A half minute ago, laptop in hand, I boarded my bus to the local public library. It was an unamazingly commonplace activity, free of any problem or annoyance.

But it wasn't that simple, for I used a bit of self-developed technology I wish everyone had. The simple part was that I just checked the bus time on the hand-built schedule I affixed by magnet to the side of my refrigerator, and made sure I walked out the door by that time.

Point-specific timetable posted on refrigerator door

Yes, that seems simple, but consider what most transit riders face. All they have to work with is a printed bus schedule, which merely tells you when the bus passes certain points. My "value added" is to calculate the time the bus passes my stop, build in the walking time between my house and that bus stop, then back up four minutes as a buffer.

I call my creation a Point-Specific Timetable, or PST for short.

All in all, for my particular bus stop, for that bus route, going that direction, I need to subtract nine minutes from the time on the printed timetable for their timepoint nearest my house. That timepoint is only 500 feet farther away, but since it's downstream of my stop, my bus passes my stop earlier than that one, so I back up one minute. Then, as I said, subtract my four-minute walking time, and subtract another four minutes to be sure I get to the bus stop before the bus does. That's for the outbound trip that gets me to the library.

For inbound trips, I also subtract nine minutes, but the numbers leading to that amount are different. First, I need to cross the four-lane road the bus travels. This might mean waiting for the pedestrian signal, or at least for traffic to clear, so I build in a fifth walking minute. Second, since I am now downstream of that timepoint, I don't need to factor in that "upstream" minute. However, it is not enough to warrant building in a minute of travel time for the bus.

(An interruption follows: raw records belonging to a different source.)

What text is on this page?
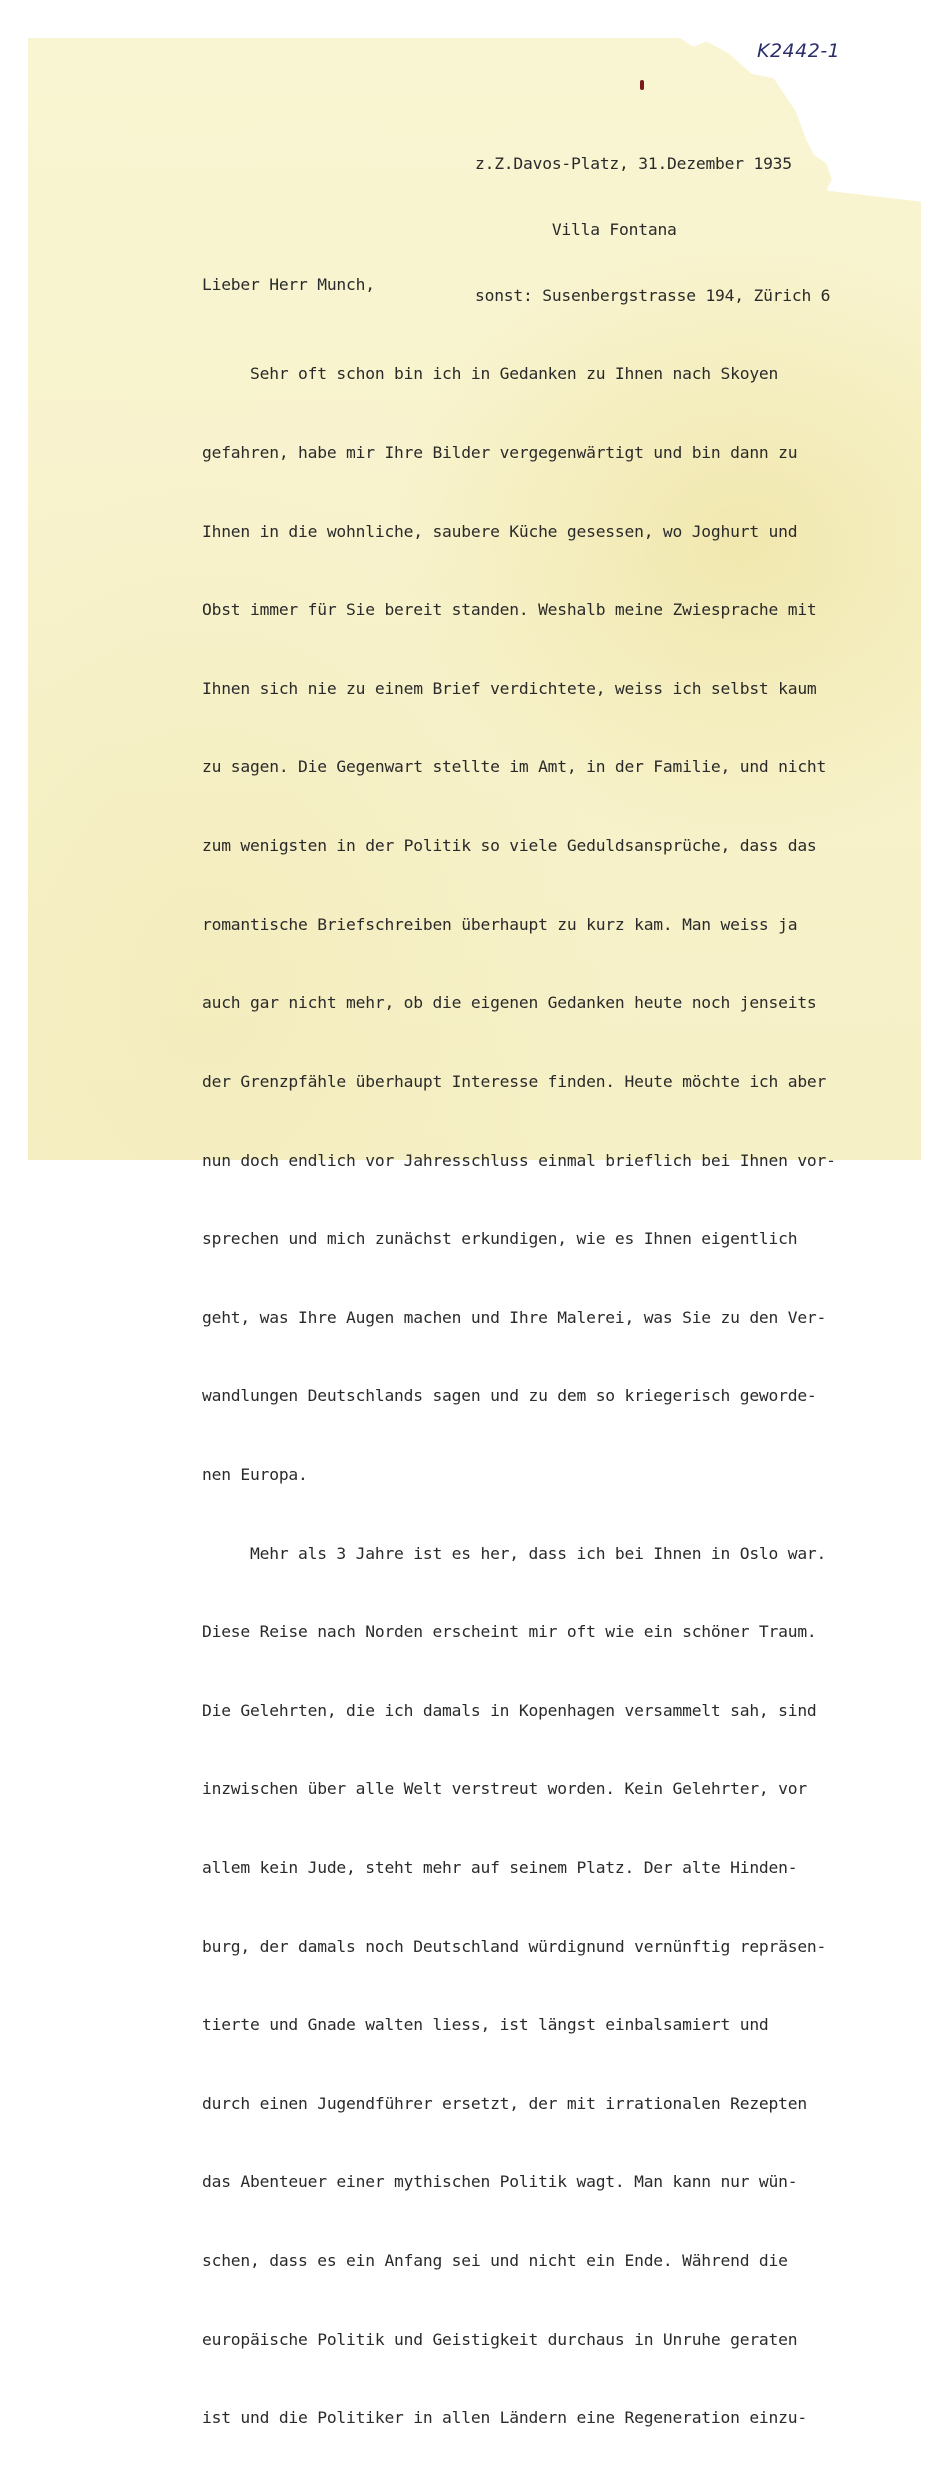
K2442-1

z.Z.Davos-Platz, 31.Dezember 1935

Villa Fontana

sonst: Susenbergstrasse 194, Zürich 6

Lieber Herr Munch,

Sehr oft schon bin ich in Gedanken zu Ihnen nach Skoyen

gefahren, habe mir Ihre Bilder vergegenwärtigt und bin dann zu

Ihnen in die wohnliche, saubere Küche gesessen, wo Joghurt und

Obst immer für Sie bereit standen. Weshalb meine Zwiesprache mit

Ihnen sich nie zu einem Brief verdichtete, weiss ich selbst kaum

zu sagen. Die Gegenwart stellte im Amt, in der Familie, und nicht

zum wenigsten in der Politik so viele Geduldsansprüche, dass das

romantische Briefschreiben überhaupt zu kurz kam. Man weiss ja

auch gar nicht mehr, ob die eigenen Gedanken heute noch jenseits

der Grenzpfähle überhaupt Interesse finden. Heute möchte ich aber

nun doch endlich vor Jahresschluss einmal brieflich bei Ihnen vor-

sprechen und mich zunächst erkundigen, wie es Ihnen eigentlich

geht, was Ihre Augen machen und Ihre Malerei, was Sie zu den Ver-

wandlungen Deutschlands sagen und zu dem so kriegerisch geworde-

nen Europa.

Mehr als 3 Jahre ist es her, dass ich bei Ihnen in Oslo war.

Diese Reise nach Norden erscheint mir oft wie ein schöner Traum.

Die Gelehrten, die ich damals in Kopenhagen versammelt sah, sind

inzwischen über alle Welt verstreut worden. Kein Gelehrter, vor

allem kein Jude, steht mehr auf seinem Platz. Der alte Hinden-

burg, der damals noch Deutschland würdignund vernünftig repräsen-

tierte und Gnade walten liess, ist längst einbalsamiert und

durch einen Jugendführer ersetzt, der mit irrationalen Rezepten

das Abenteuer einer mythischen Politik wagt. Man kann nur wün-

schen, dass es ein Anfang sei und nicht ein Ende. Während die

europäische Politik und Geistigkeit durchaus in Unruhe geraten

ist und die Politiker in allen Ländern eine Regeneration einzu-
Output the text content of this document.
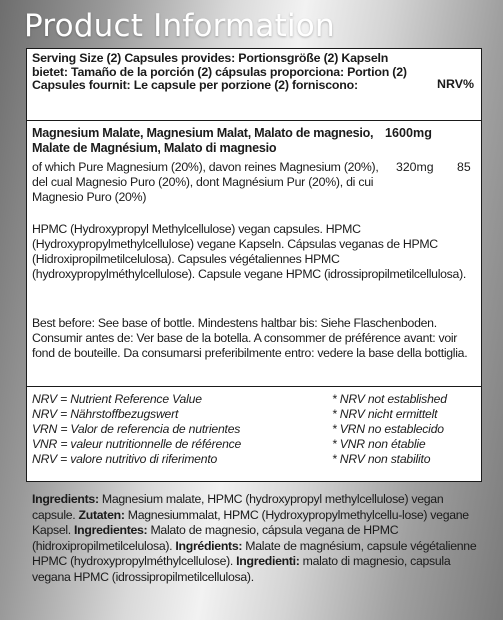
Product Information
Serving Size (2) Capsules provides: Portionsgröße (2) Kapseln bietet: Tamaño de la porción (2) cápsulas proporciona: Portion (2) Capsules fournit: Le capsule per porzione (2) forniscono:	NRV%
Magnesium Malate, Magnesium Malat, Malato de magnesio, Malate de Magnésium, Malato di magnesio
1600mg
of which Pure Magnesium (20%), davon reines Magnesium (20%), del cual Magnesio Puro (20%), dont Magnésium Pur (20%), di cui Magnesio Puro (20%)
320mg 85
HPMC (Hydroxypropyl Methylcellulose) vegan capsules. HPMC (Hydroxypropylmethylcellulose) vegane Kapseln. Cápsulas veganas de HPMC (Hidroxipropilmetilcelulosa). Capsules végétaliennes HPMC (hydroxypropylméthylcellulose). Capsule vegane HPMC (idrossipropilmetilcellulosa).
Best before: See base of bottle. Mindestens haltbar bis: Siehe Flaschenboden. Consumir antes de: Ver base de la botella. A consommer de préférence avant: voir fond de bouteille. Da consumarsi preferibilmente entro: vedere la base della bottiglia.
NRV = Nutrient Reference Value
NRV = Nährstoffbezugswert
VRN = Valor de referencia de nutrientes
VNR = valeur nutritionnelle de référence
NRV = valore nutritivo di riferimento
* NRV not established
* NRV nicht ermittelt
* VRN no establecido
* VNR non établie
* NRV non stabilito
Ingredients: Magnesium malate, HPMC (hydroxypropyl methylcellulose) vegan capsule. Zutaten: Magnesiummalat, HPMC (Hydroxypropylmethylcellu-lose) vegane Kapsel. Ingredientes: Malato de magnesio, cápsula vegana de HPMC (hidroxipropilmetilcelulosa). Ingrédients: Malate de magnésium, capsule végétalienne HPMC (hydroxypropylméthylcellulose). Ingredienti: malato di magnesio, capsula vegana HPMC (idrossipropilmetilcellulosa).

Thus four minutes walking, one minute crossing, and four minutes buffer, again for a total of nine.

In this particular case, at around 9:40 I glanced at the PST on the fridge, which indicated a must-leave-by time of 10:05 for the next library trip. OK, I thought to myself, that gives me 25 minutes to pack up the overdue library books, zip up the laptop, grab my wallet (with bus pass and library card) and cell phone (which doubles as a watch), and maybe even throw a load in the washing machine, before throwing on my coat and heading out the door.

I did all that, and when I got to the stop sign at the end of my little street, about one minute into the trek, I was pleased to see that it was 10:06. I arrived at the stop at 10:08, so I must have walked a little faster than usual. Still, I was there in plenty of time. The bus came along at 10:13, just a minute early by my figuring, but since I'd built in four minutes lead time, it didn't matter.

I waited just about five minutes, a comfortably short wait. Any less, I would have worried about missing it. Much more, I would have grown impatient.

The point of it all was that I was able to use my little PST tool to plan when to leave the house in order to catch the bus, and also to give myself enough time to prepare properly for the trip. Since the tool has the must-leave-by times figured out in advance, I don't have to figure it out. Bing bing, glance at the chart and the clock, all of two seconds, and I have all the information I need to make a snap decision.

Perhaps some really experienced transit riders have built all this into an internal clock, but most people are not experienced transit riders. Even for me, it really does help to have a tool that makes transit so much easier to use.

My plan is to equip every home in America with their own PST so that everyone can use transit as easily as I do. This would help lessen our dependence on foreign oil, and also allow taxpayer subsidized transit systems to pay their own way.